Samarium(III) oxide (Sm2O3) is a chemical compound. Samarium oxide readily forms on the surface of samarium metal under humid conditions or temperatures in excess of 150°C in dry air. Similar to rust on metallic iron, this oxide layer spalls off the surface of the metal, exposing more metal to continue the reaction.
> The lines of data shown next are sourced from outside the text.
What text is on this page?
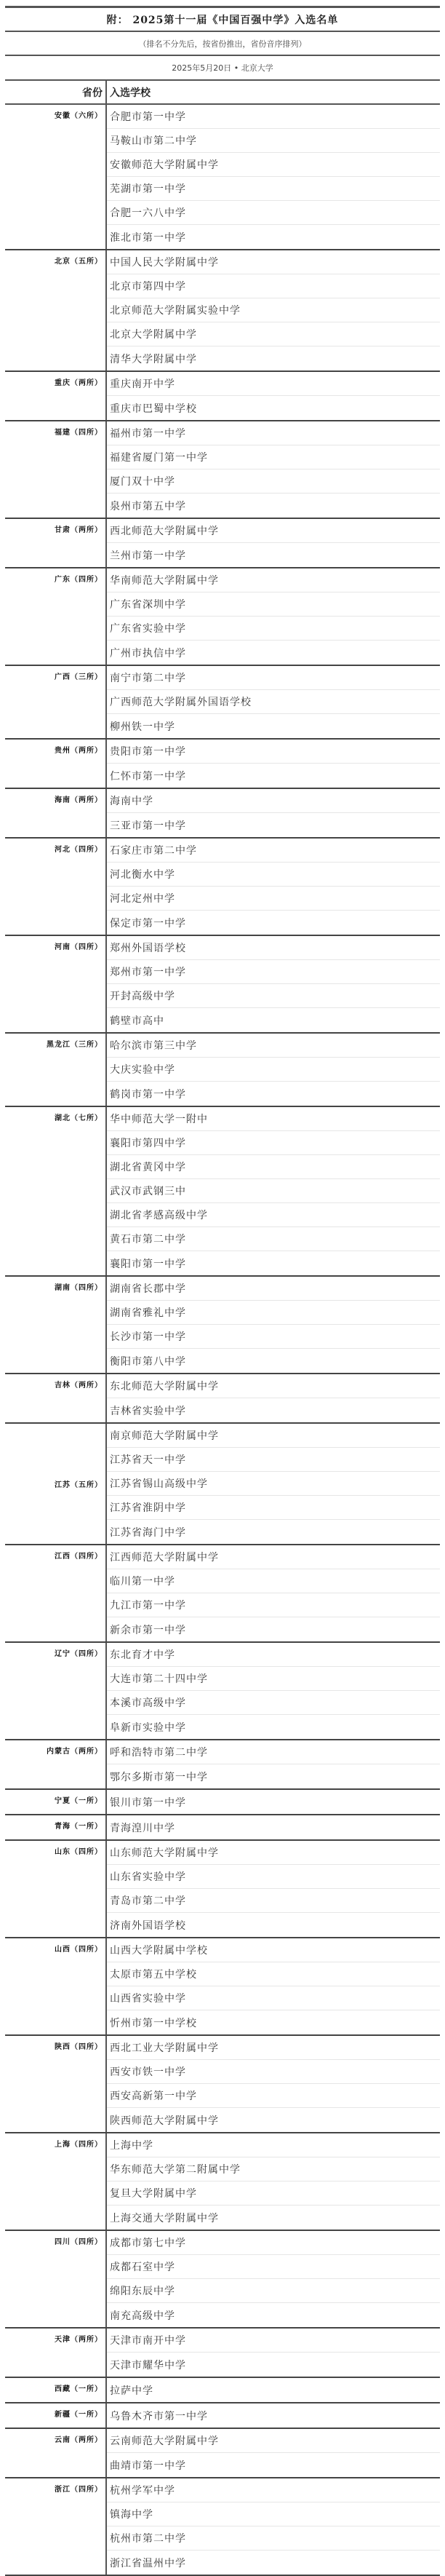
附： 2025第十一届《中国百强中学》入选名单
（排名不分先后，按省份推出，省份音序排列）
2025年5月20日 • 北京大学
省份 入选学校
安徽（六所） 合肥市第一中学
马鞍山市第二中学
安徽师范大学附属中学
芜湖市第一中学
合肥一六八中学
淮北市第一中学
北京（五所） 中国人民大学附属中学
北京市第四中学
北京师范大学附属实验中学
北京大学附属中学
清华大学附属中学
重庆（两所） 重庆南开中学
重庆市巴蜀中学校
福建（四所） 福州市第一中学
福建省厦门第一中学
厦门双十中学
泉州市第五中学
甘肃（两所） 西北师范大学附属中学
兰州市第一中学
广东（四所） 华南师范大学附属中学
广东省深圳中学
广东省实验中学
广州市执信中学
广西（三所） 南宁市第二中学
广西师范大学附属外国语学校
柳州铁一中学
贵州（两所） 贵阳市第一中学
仁怀市第一中学
海南（两所） 海南中学
三亚市第一中学
河北（四所） 石家庄市第二中学
河北衡水中学
河北定州中学
保定市第一中学
河南（四所） 郑州外国语学校
郑州市第一中学
开封高级中学
鹤壁市高中
黑龙江（三所） 哈尔滨市第三中学
大庆实验中学
鹤岗市第一中学
湖北（七所） 华中师范大学一附中
襄阳市第四中学
湖北省黄冈中学
武汉市武钢三中
湖北省孝感高级中学
黄石市第二中学
襄阳市第一中学
湖南（四所） 湖南省长郡中学
湖南省雅礼中学
长沙市第一中学
衡阳市第八中学
吉林（两所） 东北师范大学附属中学
吉林省实验中学
江苏（五所）
南京师范大学附属中学
江苏省天一中学
江苏省锡山高级中学
江苏省淮阴中学
江苏省海门中学
江西（四所） 江西师范大学附属中学
临川第一中学
九江市第一中学
新余市第一中学
辽宁（四所） 东北育才中学
大连市第二十四中学
本溪市高级中学
阜新市实验中学
内蒙古（两所） 呼和浩特市第二中学
鄂尔多斯市第一中学
宁夏（一所） 银川市第一中学
青海（一所） 青海湟川中学
山东（四所） 山东师范大学附属中学
山东省实验中学
青岛市第二中学
济南外国语学校
山西（四所） 山西大学附属中学校
太原市第五中学校
山西省实验中学
忻州市第一中学校
陕西（四所） 西北工业大学附属中学
西安市铁一中学
西安高新第一中学
陕西师范大学附属中学
上海（四所） 上海中学
华东师范大学第二附属中学
复旦大学附属中学
上海交通大学附属中学
四川（四所） 成都市第七中学
成都石室中学
绵阳东辰中学
南充高级中学
天津（两所） 天津市南开中学
天津市耀华中学
西藏（一所） 拉萨中学
新疆（一所） 乌鲁木齐市第一中学
云南（两所） 云南师范大学附属中学
曲靖市第一中学
浙江（四所） 杭州学军中学
镇海中学
杭州市第二中学
浙江省温州中学
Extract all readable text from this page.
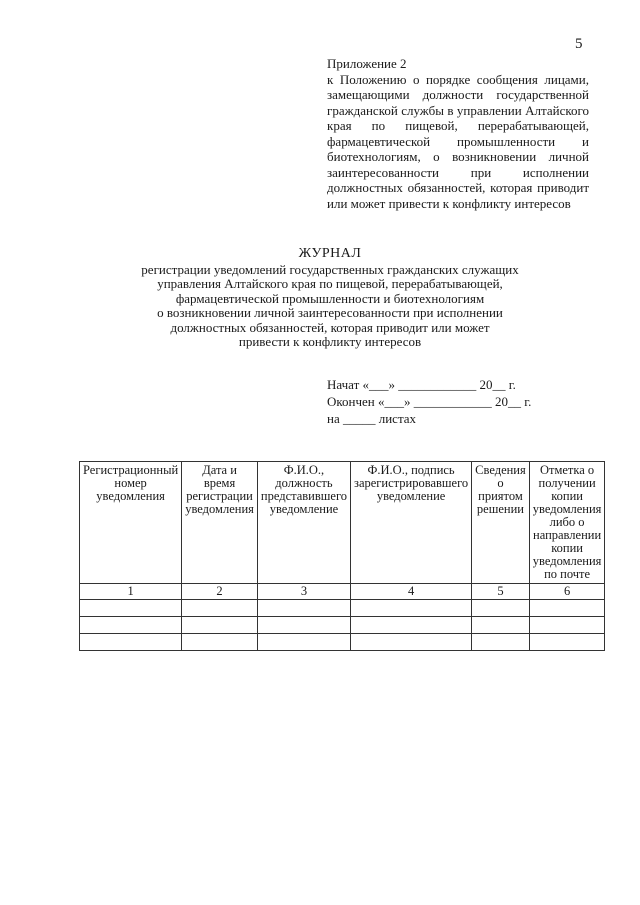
5
Приложение 2
к Положению о порядке сообщения лицами, замещающими должности государственной гражданской службы в управлении Алтайского края по пищевой, перерабатывающей, фармацевтической промышленности и биотехнологиям, о возникновении личной заинтересованности при исполнении должностных обязанностей, которая приводит или может привести к конфликту интересов
ЖУРНАЛ
регистрации уведомлений государственных гражданских служащих
управления Алтайского края по пищевой, перерабатывающей,
фармацевтической промышленности и биотехнологиям
о возникновении личной заинтересованности при исполнении
должностных обязанностей, которая приводит или может
привести к конфликту интересов
Начат «___» ____________ 20__ г.
Окончен «___» ____________ 20__ г.
на _____ листах
Регистрационный номер уведомления	Дата и время регистрации уведомления	Ф.И.О., должность представившего уведомление	Ф.И.О., подпись зарегистрировавшего уведомление	Сведения о приятом решении	Отметка о получении копии уведомления либо о направлении копии уведомления по почте
1	2	3	4	5	6
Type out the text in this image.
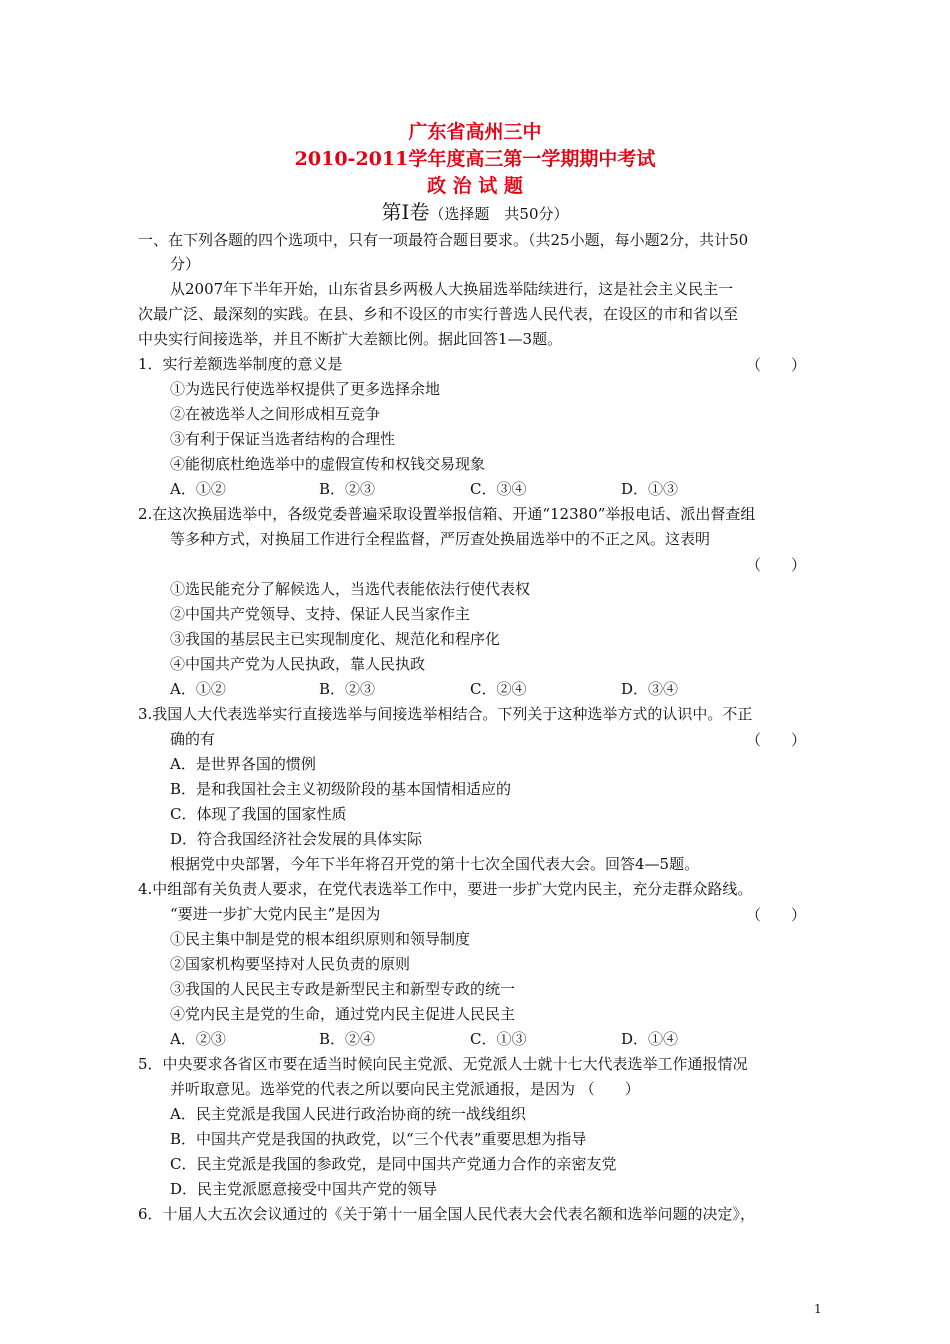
广东省高州三中
2010-2011学年度高三第一学期期中考试
政 治 试 题
第Ⅰ卷（选择题　共50分）
一、在下列各题的四个选项中，只有一项最符合题目要求。（共25小题，每小题2分，共计50
分）
从2007年下半年开始，山东省县乡两极人大换届选举陆续进行，这是社会主义民主一
次最广泛、最深刻的实践。在县、乡和不设区的市实行普选人民代表，在设区的市和省以至
中央实行间接选举，并且不断扩大差额比例。据此回答1—3题。
1．实行差额选举制度的意义是	（　　）
①为选民行使选举权提供了更多选择余地
②在被选举人之间形成相互竞争
③有利于保证当选者结构的合理性
④能彻底杜绝选举中的虚假宣传和权钱交易现象
A．①②	B．②③	C．③④	D．①③
2.在这次换届选举中，各级党委普遍采取设置举报信箱、开通“12380”举报电话、派出督查组
等多种方式，对换届工作进行全程监督，严厉查处换届选举中的不正之风。这表明
（　　）
①选民能充分了解候选人，当选代表能依法行使代表权
②中国共产党领导、支持、保证人民当家作主
③我国的基层民主已实现制度化、规范化和程序化
④中国共产党为人民执政，靠人民执政
A．①②	B．②③	C．②④	D．③④
3.我国人大代表选举实行直接选举与间接选举相结合。下列关于这种选举方式的认识中。不正
确的有	（　　）
A．是世界各国的惯例
B．是和我国社会主义初级阶段的基本国情相适应的
C．体现了我国的国家性质
D．符合我国经济社会发展的具体实际
根据党中央部署，今年下半年将召开党的第十七次全国代表大会。回答4—5题。
4.中组部有关负责人要求，在党代表选举工作中，要进一步扩大党内民主，充分走群众路线。
“要进一步扩大党内民主”是因为	（　　）
①民主集中制是党的根本组织原则和领导制度
②国家机构要坚持对人民负责的原则
③我国的人民民主专政是新型民主和新型专政的统一
④党内民主是党的生命，通过党内民主促进人民民主
A．②③	B．②④	C．①③	D．①④
5．中央要求各省区市要在适当时候向民主党派、无党派人士就十七大代表选举工作通报情况
并听取意见。选举党的代表之所以要向民主党派通报，是因为 （　　）
A．民主党派是我国人民进行政治协商的统一战线组织
B．中国共产党是我国的执政党，以“三个代表”重要思想为指导
C．民主党派是我国的参政党，是同中国共产党通力合作的亲密友党
D．民主党派愿意接受中国共产党的领导
6．十届人大五次会议通过的《关于第十一届全国人民代表大会代表名额和选举问题的决定》，
1
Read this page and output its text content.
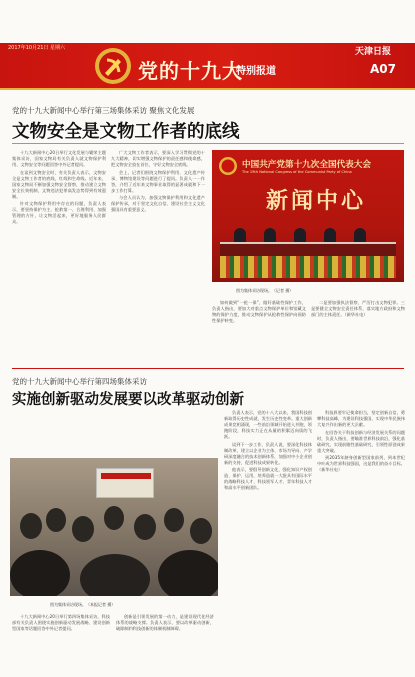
2017年10月21日 星期六
党的十九大
特别报道
天津日报
A07
党的十九大新闻中心举行第三场集体采访 聚焦文化发展
文物安全是文物工作者的底线

十九大新闻中心20日举行文化发展与繁荣主题集体采访，国家文物局有关负责人就文物保护利用、文物安全等问题回答中外记者提问。

在谈到文物安全时，有关负责人表示，文物安全是文物工作者的底线、红线和生命线。近年来，国家文物局不断加强文物安全督察，推动建立文物安全长效机制，文物违法犯罪高发态势得到有效遏制。

针对文物保护利用中存在的问题，负责人表示，要坚持保护为主、抢救第一、合理利用、加强管理的方针，让文物活起来，更好地服务人民群众。

广大文物工作者表示，要深入学习贯彻党的十九大精神，切实增强文物保护的责任感和使命感，把文物安全放在首位，守好文物安全底线。

会上，记者们围绕文物保护利用、文化遗产传承、博物馆建设等问题进行了提问。负责人一一作答，介绍了近年来文物事业取得的显著成就和下一步工作打算。

与会人员认为，加强文物保护利用和文化遗产保护传承，对于坚定文化自信、建设社会主义文化强国具有重要意义。

中国共产党第十九次全国代表大会
The 19th National Congress of the Communist Party of China
新闻中心
图为集体采访现场。（记者 摄）

如何做到“一抢一保”，做好基础性保护工作，负责人指出，要加大对重点文物保护单位和馆藏文物的保护力度，推动文物保护从抢救性保护向预防性保护转变。

二是要加强执法督察，严厉打击文物犯罪。三是要健全文物安全责任体系，落实地方政府和文物部门的主体责任。（新华社电）

党的十九大新闻中心举行第四场集体采访
实施创新驱动发展要以改革驱动创新
图为集体采访现场。（本报记者 摄）

十九大新闻中心20日举行第四场集体采访，科技部有关负责人围绕实施创新驱动发展战略、建设创新型国家等话题回答中外记者提问。

创新是引领发展的第一动力，是建设现代化经济体系的战略支撑。负责人表示，要以改革驱动创新，破除制约科技创新的体制机制障碍。

负责人表示，党的十八大以来，我国科技创新取得历史性成就，发生历史性变革。重大创新成果竞相涌现，一些前沿领域开始进入并跑、领跑阶段，科技实力正在从量的积累迈向质的飞跃。

谈到下一步工作，负责人说，要深化科技体制改革，建立以企业为主体、市场为导向、产学研深度融合的技术创新体系，加强对中小企业创新的支持，促进科技成果转化。

他表示，要倡导创新文化，强化知识产权创造、保护、运用，培养造就一大批具有国际水平的战略科技人才、科技领军人才、青年科技人才和高水平创新团队。

科技界要牢记使命担当，坚定创新自信，勇攀科技高峰，为建设科技强国、实现中华民族伟大复兴作出新的更大贡献。

在回答关于科技创新与经济发展关系的问题时，负责人指出，要瞄准世界科技前沿，强化基础研究，实现前瞻性基础研究、引领性原创成果重大突破。

到2035年跻身创新型国家前列，到本世纪中叶成为世界科技强国，这是我们的奋斗目标。（新华社电）
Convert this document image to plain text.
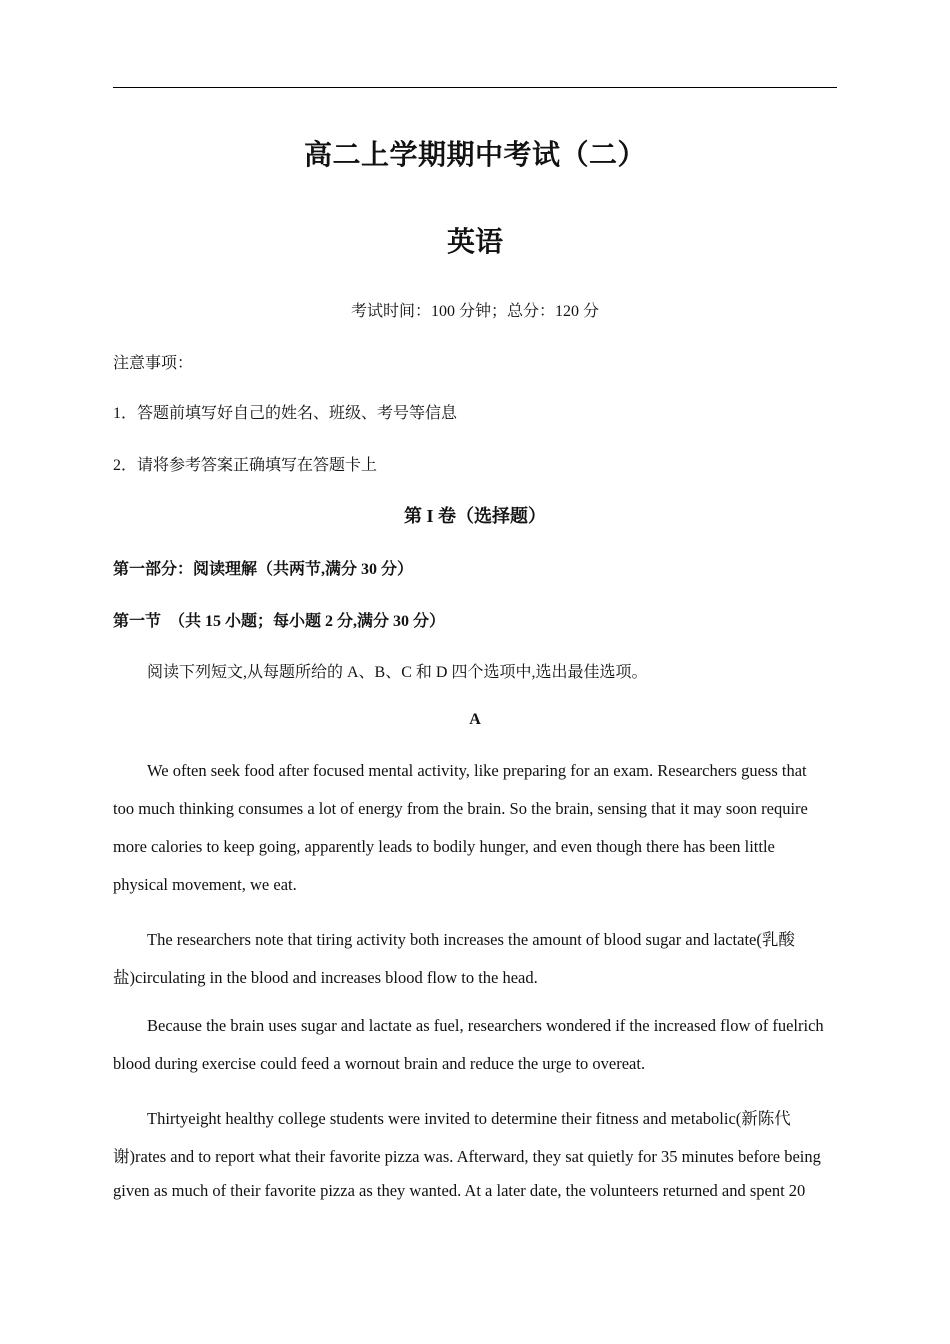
高二上学期期中考试（二）
英语
考试时间：100 分钟；总分：120 分
注意事项：
1．答题前填写好自己的姓名、班级、考号等信息
2．请将参考答案正确填写在答题卡上
第 I 卷（选择题）
第一部分：阅读理解（共两节,满分 30 分）
第一节　（共 15 小题；每小题 2 分,满分 30 分）
阅读下列短文,从每题所给的 A、B、C 和 D 四个选项中,选出最佳选项。
A
We often seek food after focused mental activity, like preparing for an exam. Researchers guess that
too much thinking consumes a lot of energy from the brain. So the brain, sensing that it may soon require
more calories to keep going, apparently leads to bodily hunger, and even though there has been little
physical movement, we eat.
The researchers note that tiring activity both increases the amount of blood sugar and lactate(乳酸
盐)circulating in the blood and increases blood flow to the head.
Because the brain uses sugar and lactate as fuel, researchers wondered if the increased flow of fuelrich
blood during exercise could feed a wornout brain and reduce the urge to overeat.
Thirtyeight healthy college students were invited to determine their fitness and metabolic(新陈代
谢)rates and to report what their favorite pizza was. Afterward, they sat quietly for 35 minutes before being
given as much of their favorite pizza as they wanted. At a later date, the volunteers returned and spent 20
The oxide is commonly white to off yellow in color and is often encountered as a highly fine dust like powder.

Uses
Samarium(III) oxide is used in optical and infrared absorbing glass to absorb infrared radiation.  Also, it is used as a neutron absorber in control rods for nuclear power reactors.  The oxide catalyzes the dehydration and dehydrogenation of primary and secondary alcohols.  Another use involves preparation of other samarium salts.

Preparations
Samarium(III) oxide may be prepared by two methods:

1. thermal decomposition of samarium(III) carbonate, hydroxide, nitrate, oxalate or sulfate:
 Sm2(CO3)3 → Sm2O3 + 3 CO2

2. by burning the metal in air or oxygen at a temperature above 150 °C:
 4 Sm + 3 O2 → 2 Sm2O3

Reactions
Samarium(III) oxide dissolves in mineral acids, forming salts upon evaporation and crystallization:
 Sm2O3 + 6 HCl → 2 SmCl3 + 3 H2O

The oxide can be reduced to metallic samarium by heating with a reducing agent, such as hydrogen or carbon monoxide, at elevated temperatures.